The Am Fasarinen Pinnacles

This is where it is wise not to underestimate Liathach. The Am Fasarinen Pinnacles are exposed, committing and, to the uninitiated, downright frightening to behold. Some are almost as pointy as Gandalf’s hat! They represent a grade two scramble not dissimilar to Glencoe’s Aonach Eagach. Unlike the Aonach Eagach, there is a bypass path that skips the majority of the scrambling. But if you have a fear of heights, you are better off sticking to the crest of the ridge. The bypass path skirts the terraced, steep sandstone sides of the pinnacles, is badly eroded in places and is just as vertigo-inducing as taking on the pinnacles (or so I am told as I, of course, stuck to the ridge - I’ve a reputation to maintain after all).

Traversing the pinnacles

The scrambling is a tremendous romp. Truth be told, it is not as sustained, nor as technical as The Aonach Eagach but it is in the same league, whilst the surroundings are arguably more spectacular. The tiny blue dot that is my car looks as though it is vertically below me in some different world where different rules apply. Up here it’s just me and the mountain.

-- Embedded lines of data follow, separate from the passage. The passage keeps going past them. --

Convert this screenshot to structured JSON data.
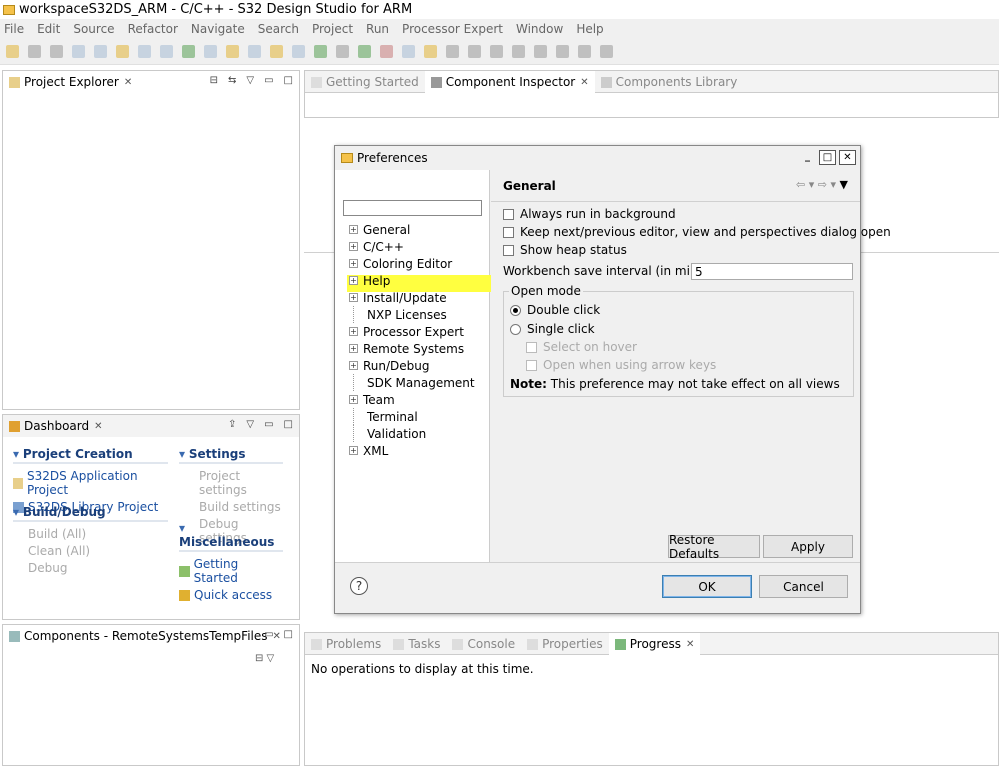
{
  "window": {
    "title": "workspaceS32DS_ARM - C/C++ - S32 Design Studio for ARM"
  },
  "menu": [
    "File",
    "Edit",
    "Source",
    "Refactor",
    "Navigate",
    "Search",
    "Project",
    "Run",
    "Processor Expert",
    "Window",
    "Help"
  ],
  "project_explorer": {
    "tab": "Project Explorer"
  },
  "editor_tabs": [
    {
      "label": "Getting Started",
      "active": false
    },
    {
      "label": "Component Inspector",
      "active": true
    },
    {
      "label": "Components Library",
      "active": false
    }
  ],
  "dashboard": {
    "tab": "Dashboard",
    "project_creation": {
      "title": "Project Creation",
      "items": [
        "S32DS Application Project",
        "S32DS Library Project"
      ]
    },
    "build_debug": {
      "title": "Build/Debug",
      "items": [
        "Build  (All)",
        "Clean  (All)",
        "Debug"
      ]
    },
    "settings": {
      "title": "Settings",
      "items": [
        "Project settings",
        "Build settings",
        "Debug settings"
      ]
    },
    "misc": {
      "title": "Miscellaneous",
      "items": [
        "Getting Started",
        "Quick access"
      ]
    }
  },
  "components": {
    "tab": "Components - RemoteSystemsTempFiles"
  },
  "bottom_tabs": [
    {
      "label": "Problems",
      "active": false
    },
    {
      "label": "Tasks",
      "active": false
    },
    {
      "label": "Console",
      "active": false
    },
    {
      "label": "Properties",
      "active": false
    },
    {
      "label": "Progress",
      "active": true
    }
  ],
  "progress": {
    "message": "No operations to display at this time."
  },
  "dialog": {
    "title": "Preferences",
    "filter_value": "",
    "tree": [
      {
        "label": "General",
        "expandable": true
      },
      {
        "label": "C/C++",
        "expandable": true
      },
      {
        "label": "Coloring Editor",
        "expandable": true
      },
      {
        "label": "Help",
        "expandable": true,
        "highlighted": true
      },
      {
        "label": "Install/Update",
        "expandable": true
      },
      {
        "label": "NXP Licenses",
        "expandable": false
      },
      {
        "label": "Processor Expert",
        "expandable": true
      },
      {
        "label": "Remote Systems",
        "expandable": true
      },
      {
        "label": "Run/Debug",
        "expandable": true
      },
      {
        "label": "SDK Management",
        "expandable": false
      },
      {
        "label": "Team",
        "expandable": true
      },
      {
        "label": "Terminal",
        "expandable": false
      },
      {
        "label": "Validation",
        "expandable": false
      },
      {
        "label": "XML",
        "expandable": true
      }
    ],
    "page_title": "General",
    "options": {
      "always_run_bg": "Always run in background",
      "keep_next_prev": "Keep next/previous editor, view and perspectives dialog open",
      "show_heap": "Show heap status",
      "save_interval_label": "Workbench save interval (in minutes):",
      "save_interval_value": "5"
    },
    "open_mode": {
      "legend": "Open mode",
      "double_click": "Double click",
      "single_click": "Single click",
      "select_on_hover": "Select on hover",
      "open_arrow_keys": "Open when using arrow keys",
      "note_bold": "Note:",
      "note_text": "This preference may not take effect on all views"
    },
    "buttons": {
      "restore": "Restore Defaults",
      "apply": "Apply",
      "ok": "OK",
      "cancel": "Cancel",
      "help": "?"
    }
  }
}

Am Fasarinen Pinnacles and Mullach an Rathain

There are so many airy platforms that look out into the Torridon hinterland. Beyond Mullach An Rathain I can see beautiful Beinn Alligin, her graceful curving ridges illuminated by the midday sun. Next to Alligin is glorious Beinn Dearg, shrugging off the insult dealt to it by the Munro tables (it is inches too short) to rise as a sublime sandstone mountain that offers peerless vistas of the Torridon triptych. Further afield is shapely Baosbheinn, The Wizard’s Mountain, another Corbett. Yet more mention of wizards!

Mullach An Rathain

The last of the pinnacles are the grandest, offering entertaining but never nerve-shredding climbs and then that’s it, the end of the scrambling. The regal throne of Mullach an Rathain is now closer at hand and a mere hike away. The glittering prize earned by the conquest of the Am Fasarinen Pinnacles. From up here, Loch Torridon stretches seaward, shimmering in the suns light. Beyond all of this the Trotternish Ridge of Skye can be seen in the distance. Liathach does not end here. It is a huge mountain, so the ridge carries on for a few kilometres yet. However, the main path down to Torridon village begins here and it is time to leave the magic of The Grey One behind. Back down on the ground, I still had some distance to walk along the road and back to my car. As I walked, I pondered the journey I had been on over the last six hours, of the magical World that exists a thousand feet above and just slightly to my left. From here it looked impressive, yes. But nothing about its appearance now even hinted at the sheer grandeur and richness of adventure that I had just had. As grand and adventurous as any Middle Earth quest. Perhaps I was wrong to compare this mountain to a fictional wizard. Liathach is much more ancient, much more magical and the Am Fasarinen Pinnacles contain enough peril that they should not be underestimated. More than anything, Gandalf is not real. Liathach is real. The adventure is real. As Mallory once said of Everest: It’s there! Is it not about time you made Torridon and Liathach your own personal quest?